The National Committee on U.S.-China Relations is the leading American nonprofit, nonpartisan organization that encourages understanding of China and the United States among citizens of both countries.

Feb 5, 2019

China's high-tech industries have grown rapidly in recent years, as companies like Tencent and Alibaba achieve global name recognition and the quality of the country's digital infrastructure improves. To accelerate the development of its industrial capacity, Beijing has launched ‘Made in China 2025,’ a strategic blueprint that seeks to make China a global leader in high-tech manufacturing industries currently dominated by the United States and other developed economies. American opposition to the policy centers on arguments that it poses a national security threat, and would harm U.S. companies and distort global markets with its reliance on government subsidies, discriminatory treatment of foreign investment, forced technology transfers, intellectual property theft, and cyber espionage.
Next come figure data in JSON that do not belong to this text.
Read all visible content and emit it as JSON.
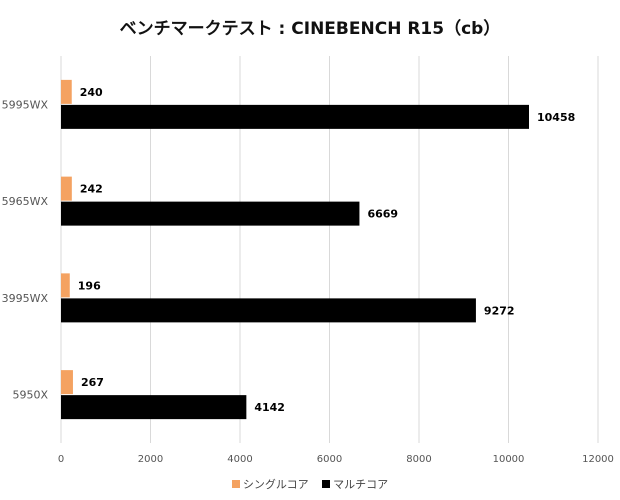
{
  "chart_data": {
    "type": "bar",
    "orientation": "horizontal",
    "title": "ベンチマークテスト : CINEBENCH R15（cb）",
    "xlabel": "",
    "ylabel": "",
    "xlim": [
      0,
      12000
    ],
    "xticks": [
      0,
      2000,
      4000,
      6000,
      8000,
      10000,
      12000
    ],
    "grid": true,
    "legend_position": "bottom",
    "categories": [
      "5995WX",
      "5965WX",
      "3995WX",
      "5950X"
    ],
    "series": [
      {
        "name": "シングルコア",
        "color": "#f4a261",
        "values": [
          240,
          242,
          196,
          267
        ]
      },
      {
        "name": "マルチコア",
        "color": "#000000",
        "values": [
          10458,
          6669,
          9272,
          4142
        ]
      }
    ]
  }
}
Professor Yu Zhou of Vassar College explains why China is pursuing this initiative, its effect on China's technological capabilities, and the potential for cooperation—rather than competition—between the United States and China.

Yu Zhou is Professor of Geography at Vassar College. Professor Zhou received Bachelor and Master’s degrees from the Department of Regional and Environmental Sciences (formerly Geography) at Peking University and received a PhD in geography from the University of Minnesota in 1995. Her current research is on globalization and high-tech industries in China. More recently, she has done research into China’s green building program and urban sustainability. In the United States, her work focuses on the areas of ethnic business, gender and ethnic communities, and transnational business networks. In 2008, she was selected as a fellow of the National Committee on U.S.-China Relations' Public Intellectuals Program. She has been interviewed by The New York Times, The Washington Post, and Voice of America, among others.